You may be thinking, “That’s ridiculous, there’s no way you could get an allergic reaction by kissing someone.” But, I assure you, as if the general embarrassment of having allergies isn’t enough, this is yet another disadvantage of being an allergy kid. While I don’t have the personal experience to prove it (so far), my fellow allergic friends can affirm that one can, in fact, have a reaction from kissing. One such friend, who is allergic to avocados, among other things (who the hell is allergic to bananas?), kissed his girlfriend, who had eaten an avocado shortly before, and his mouth immediately began to itch. Miserable? For sure. But there’s a sort of intimacy in it.
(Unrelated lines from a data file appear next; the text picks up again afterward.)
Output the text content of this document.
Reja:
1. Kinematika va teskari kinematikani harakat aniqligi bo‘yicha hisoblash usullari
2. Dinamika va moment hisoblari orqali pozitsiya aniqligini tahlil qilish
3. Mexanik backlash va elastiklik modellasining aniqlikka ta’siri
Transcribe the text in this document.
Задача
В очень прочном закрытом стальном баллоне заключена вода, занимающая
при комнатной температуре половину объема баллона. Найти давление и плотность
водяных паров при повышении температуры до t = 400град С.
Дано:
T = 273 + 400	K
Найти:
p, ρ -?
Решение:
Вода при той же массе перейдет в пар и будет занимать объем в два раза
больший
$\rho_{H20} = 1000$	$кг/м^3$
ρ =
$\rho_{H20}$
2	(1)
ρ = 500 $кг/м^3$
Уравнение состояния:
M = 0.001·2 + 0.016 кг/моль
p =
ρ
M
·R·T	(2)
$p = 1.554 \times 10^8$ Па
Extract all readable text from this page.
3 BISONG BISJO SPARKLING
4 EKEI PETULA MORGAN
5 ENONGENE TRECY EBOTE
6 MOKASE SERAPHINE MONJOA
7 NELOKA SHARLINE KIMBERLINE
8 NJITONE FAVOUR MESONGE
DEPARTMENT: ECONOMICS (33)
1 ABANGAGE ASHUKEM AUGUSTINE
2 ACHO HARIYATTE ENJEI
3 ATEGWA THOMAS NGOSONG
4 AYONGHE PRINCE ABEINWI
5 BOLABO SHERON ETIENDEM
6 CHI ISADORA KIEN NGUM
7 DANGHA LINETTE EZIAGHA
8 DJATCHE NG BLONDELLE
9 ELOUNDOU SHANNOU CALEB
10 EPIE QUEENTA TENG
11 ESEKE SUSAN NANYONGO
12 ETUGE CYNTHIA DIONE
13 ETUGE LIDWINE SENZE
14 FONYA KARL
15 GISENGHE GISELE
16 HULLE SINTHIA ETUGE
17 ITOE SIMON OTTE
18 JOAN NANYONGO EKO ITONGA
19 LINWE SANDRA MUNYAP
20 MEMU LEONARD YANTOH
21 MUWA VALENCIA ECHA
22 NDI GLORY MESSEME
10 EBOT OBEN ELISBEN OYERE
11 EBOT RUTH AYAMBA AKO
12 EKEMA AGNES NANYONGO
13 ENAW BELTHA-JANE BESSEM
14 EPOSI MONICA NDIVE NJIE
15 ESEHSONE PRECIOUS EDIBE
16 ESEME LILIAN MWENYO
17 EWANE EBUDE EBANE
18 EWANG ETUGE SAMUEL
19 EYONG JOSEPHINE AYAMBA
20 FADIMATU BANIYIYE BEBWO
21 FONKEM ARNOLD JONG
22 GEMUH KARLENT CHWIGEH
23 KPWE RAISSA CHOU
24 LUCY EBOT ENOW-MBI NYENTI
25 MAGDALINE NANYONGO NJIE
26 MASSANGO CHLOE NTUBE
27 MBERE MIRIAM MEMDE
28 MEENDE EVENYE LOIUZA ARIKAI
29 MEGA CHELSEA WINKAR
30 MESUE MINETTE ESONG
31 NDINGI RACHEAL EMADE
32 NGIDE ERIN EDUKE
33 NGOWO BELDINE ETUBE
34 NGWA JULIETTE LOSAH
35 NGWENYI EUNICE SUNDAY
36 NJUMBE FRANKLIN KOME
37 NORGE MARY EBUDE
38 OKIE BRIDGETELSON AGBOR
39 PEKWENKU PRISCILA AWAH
Ever since then, she never forgets to brush her teeth as soon as she eats something he can’t. When they go out to eat, she’ll avoid his allergens like they’re her own. I think there’s something romantic about changing the way you live to accommodate the person you love.
There is also an intimacy in the way someone checks the ingredient list before I ask, and in the way their mom already knows what I can’t eat when I visit, and in the way they warn me that something in the menu has pistachios, and in the way they alter their grandmother’s recipe so I can try her cake. When the person I had that close call with, in response to my alarmed question, rolled his eyes and said, “Of course not,” my relief was palpable and my heart was touched. So, as I tolerate the endless jabs of “having allergies is so embarrassing” and “people with allergies shouldn’t exist” (trust me. I, too, believe we should have been eradicated by natural selection long ago), I wait for the person who will no longer eat Reese’s Puffs even if it’s their favorite cereal, for the person that I won’t have to worry about STOP! NUT?-ing, for the person who will drive me to Yale Health when the dining hall fails to correctly label the food.